A. 一般に、オンライン(非対面)決済の加盟店手数料は、対面決済より高めに設定される傾向があります。非対面の取引は本人以外による不正利用のリスクが対面より高いとされるためです。

オンライン専業の決済代行では、カードブランドを問わず一律3.6%前後を公開する例から、業態や売上規模に応じて1.99%〜の個別見積もりを提示する例まで幅があります。公的統計は対面・非対面を分けた平均料率を公表していないため、実際の料率は各決済代行会社の見積もりで確認するのが確実です。

Q. 加盟店手数料を顧客に上乗せして請求するのは違法ですか?

A. 法律で禁止されているわけではありませんが、カード会社の加盟店規約に違反する可能性がある行為です。 JCBの加盟店規約は、現金払いなど他の決済手段を利用する顧客と異なる金額を請求することを禁じています。消費者向けの公的窓口である国民生活センターも、加盟店規約に違反している可能性があると説明しています。

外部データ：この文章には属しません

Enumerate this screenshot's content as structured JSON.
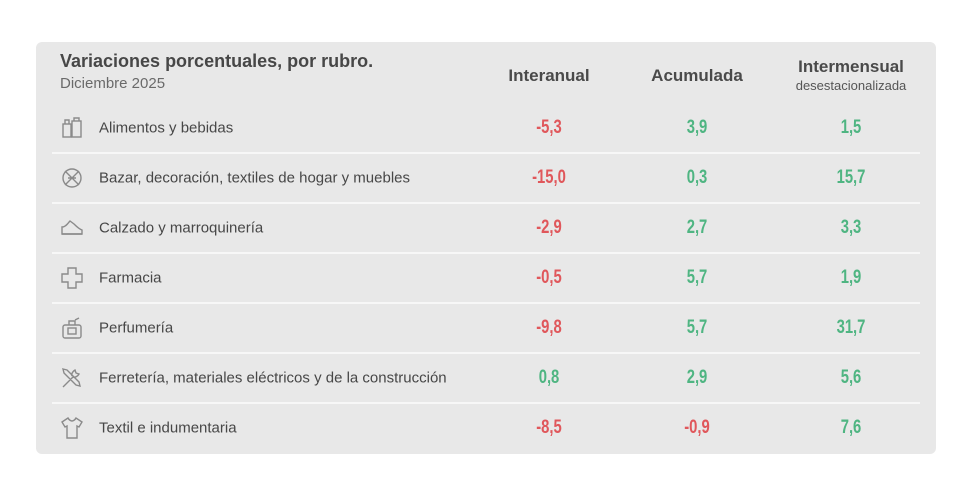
{
  "header": {
    "title": "Variaciones porcentuales, por rubro.",
    "subtitle": "Diciembre 2025"
  },
  "columns": [
    {
      "title": "Interanual"
    },
    {
      "title": "Acumulada"
    },
    {
      "title": "Intermensual",
      "subtitle": "desestacionalizada"
    }
  ],
  "rows": [
    {
      "label": "Alimentos y bebidas",
      "values": [
        "-5,3",
        "3,9",
        "1,5"
      ]
    },
    {
      "label": "Bazar, decoración, textiles de hogar y muebles",
      "values": [
        "-15,0",
        "0,3",
        "15,7"
      ]
    },
    {
      "label": "Calzado y marroquinería",
      "values": [
        "-2,9",
        "2,7",
        "3,3"
      ]
    },
    {
      "label": "Farmacia",
      "values": [
        "-0,5",
        "5,7",
        "1,9"
      ]
    },
    {
      "label": "Perfumería",
      "values": [
        "-9,8",
        "5,7",
        "31,7"
      ]
    },
    {
      "label": "Ferretería, materiales eléctricos y de la construcción",
      "values": [
        "0,8",
        "2,9",
        "5,6"
      ]
    },
    {
      "label": "Textil e indumentaria",
      "values": [
        "-8,5",
        "-0,9",
        "7,6"
      ]
    }
  ]
}
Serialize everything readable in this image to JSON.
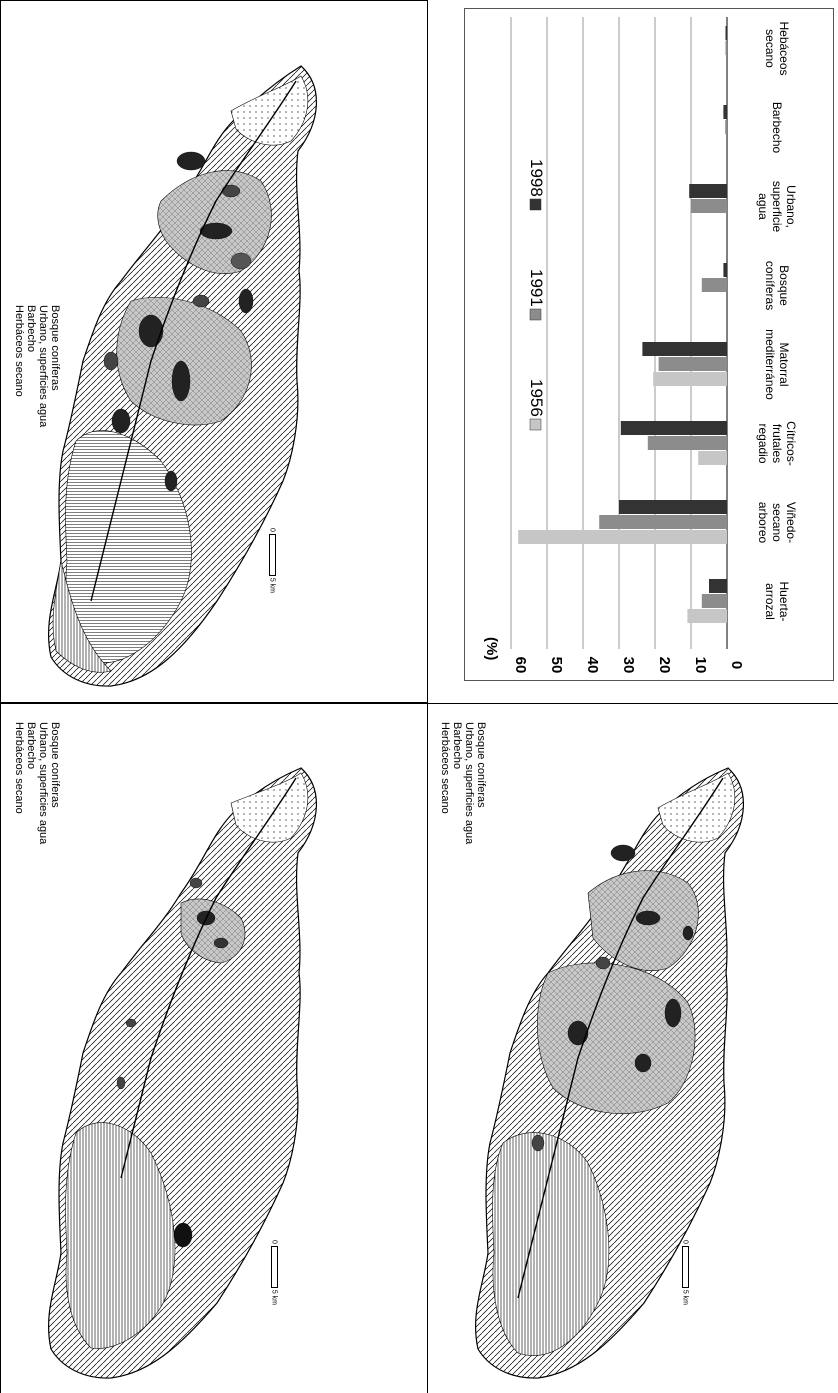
{
  "maps": [
    {
      "id": "map-top",
      "legend": [
        "Bosque coníferas",
        "Urbano, superficies agua",
        "Barbecho",
        "Herbáceos secano"
      ],
      "scale": {
        "zero": "0",
        "five": "5",
        "unit": "km"
      }
    },
    {
      "id": "map-bottom-left",
      "legend": [
        "Bosque coníferas",
        "Urbano, superficies agua",
        "Barbecho",
        "Herbáceos secano"
      ],
      "scale": {
        "zero": "0",
        "five": "5",
        "unit": "km"
      }
    },
    {
      "id": "map-bottom-right",
      "legend": [
        "Bosque coníferas",
        "Urbano, superficies agua",
        "Barbecho",
        "Herbáceos secano"
      ],
      "scale": {
        "zero": "0",
        "five": "5",
        "unit": "km"
      }
    }
  ],
  "chart_data": {
    "type": "bar",
    "orientation": "rotated-90",
    "ylabel": "(%)",
    "ylim": [
      0,
      60
    ],
    "yticks": [
      0,
      10,
      20,
      30,
      40,
      50,
      60
    ],
    "grid": true,
    "legend_placement": "top",
    "categories": [
      [
        "Huerta-",
        "arrozal"
      ],
      [
        "Viñedo-",
        "secano",
        "arboreo"
      ],
      [
        "Cítricos-",
        "frutales",
        "regadio"
      ],
      [
        "Matorral",
        "mediterráneo"
      ],
      [
        "Bosque",
        "coníferas"
      ],
      [
        "Urbano,",
        "superficie",
        "agua"
      ],
      [
        "Barbecho"
      ],
      [
        "Hebáceos",
        "secano"
      ]
    ],
    "series": [
      {
        "name": "1956",
        "color": "#c6c6c6",
        "values": [
          11,
          58,
          8,
          20.5,
          0,
          0,
          0,
          0
        ]
      },
      {
        "name": "1991",
        "color": "#8c8c8c",
        "values": [
          7,
          35.5,
          22,
          19,
          7,
          10,
          0.5,
          0.3
        ]
      },
      {
        "name": "1998",
        "color": "#333333",
        "values": [
          5,
          30,
          29.5,
          23.5,
          1,
          10.5,
          1,
          0.2
        ]
      }
    ]
  }
}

規約違反となれば加盟店契約の解除につながることもあるため、手数料を下げたい場合は相見積もり・交渉・決済手段の併用で対応するのが正しい進め方です。

出典・参考資料(2件)

Q. 個人事業主でも加盟店手数料を払ってカード決済を導入できますか?

A. 個人事業主でもクレジットカード決済を導入できますが、売上規模が小さいほど加盟店手数料率は高くなりやすい点に注意が必要です。実態調査では、年間売上高1,000万円未満の加盟店の平均料率は3.58%で、大手チェーンの1%台と比べて高めでした。

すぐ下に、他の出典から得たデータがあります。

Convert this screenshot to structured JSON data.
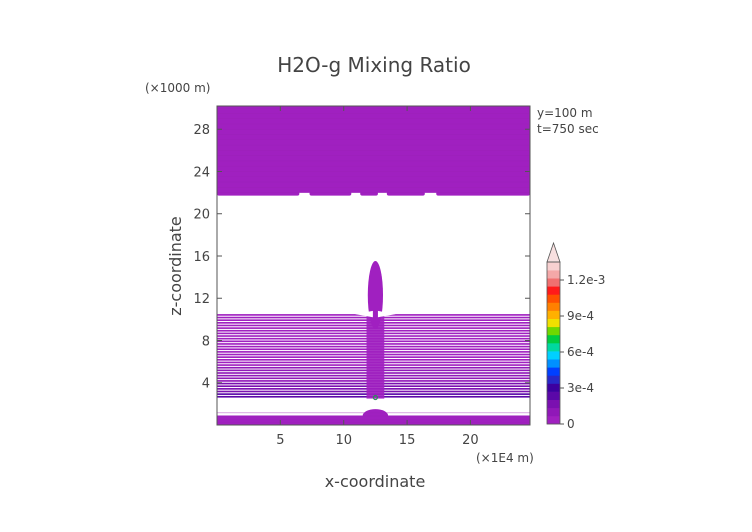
{
  "chart_data": {
    "type": "heatmap",
    "title": "H2O-g Mixing Ratio",
    "xlabel": "x-coordinate",
    "ylabel": "z-coordinate",
    "x_unit": "(×1E4 m)",
    "y_unit": "(×1000 m)",
    "annotations": [
      "y=100 m",
      "t=750 sec"
    ],
    "x_ticks": [
      5,
      10,
      15,
      20
    ],
    "y_ticks": [
      4,
      8,
      12,
      16,
      20,
      24,
      28
    ],
    "xlim": [
      0,
      24.7
    ],
    "ylim": [
      0,
      30.2
    ],
    "colorbar": {
      "tick_labels": [
        "0",
        "3e-4",
        "6e-4",
        "9e-4",
        "1.2e-3"
      ],
      "tick_values": [
        0,
        0.0003,
        0.0006,
        0.0009,
        0.0012
      ],
      "range": [
        0,
        0.00135
      ],
      "colors": [
        "#a020c0",
        "#9018b8",
        "#7a10b0",
        "#5a08a8",
        "#3c00a0",
        "#2828c8",
        "#0040ff",
        "#0090ff",
        "#00d0ff",
        "#00d8a0",
        "#00cc40",
        "#70d800",
        "#f0e000",
        "#ffb000",
        "#ff8000",
        "#ff5000",
        "#ff1a1a",
        "#f07070",
        "#f4a8a8",
        "#f8d0d0"
      ]
    },
    "regions": [
      {
        "name": "upper moist layer",
        "z_range": [
          22,
          30.2
        ],
        "x_range": [
          0,
          24.7
        ],
        "value": 1e-05
      },
      {
        "name": "dry layer",
        "z_range": [
          10.5,
          22
        ],
        "value": 0
      },
      {
        "name": "lower moist layer",
        "z_range": [
          2.5,
          10.5
        ],
        "value_range": [
          1e-05,
          0.00025
        ]
      },
      {
        "name": "plume column",
        "x_range": [
          11.6,
          13.4
        ],
        "z_range": [
          2.5,
          14.2
        ],
        "value": 1e-05
      },
      {
        "name": "dry gap",
        "z_range": [
          1.5,
          2.5
        ],
        "value": 0
      },
      {
        "name": "surface layer",
        "z_range": [
          0,
          1.5
        ],
        "value": 1e-05
      }
    ]
  }
}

開業間もない事業者や小規模店舗では、初期費用・月額費用が無料の決済代行を選び、料率だけでなく固定費を含めた総額で比較すると、取扱高が少ないうちの負担を抑えやすくなります。

Q. 加盟店手数料に消費税はかかりますか?

A. カード会社(信販会社)に支払う加盟店手数料は、消費税の非課税取引として扱われ、手数料そのものに消費税は上乗せされません。国税庁も、クレジットカードの加盟店手数料を非課税と示しています。会計上は「支払手数料」などで費用計上します。

ただし、決済代行会社を介する場合は、そこへ支払う費用が「システム利用料」などとして課税扱いになることもあります。課税・非課税の判定や仕入税額控除の扱いは契約内容や自社の状況によって異なるため、会計処理の詳細は税理士や所轄の税務署にご確認ください。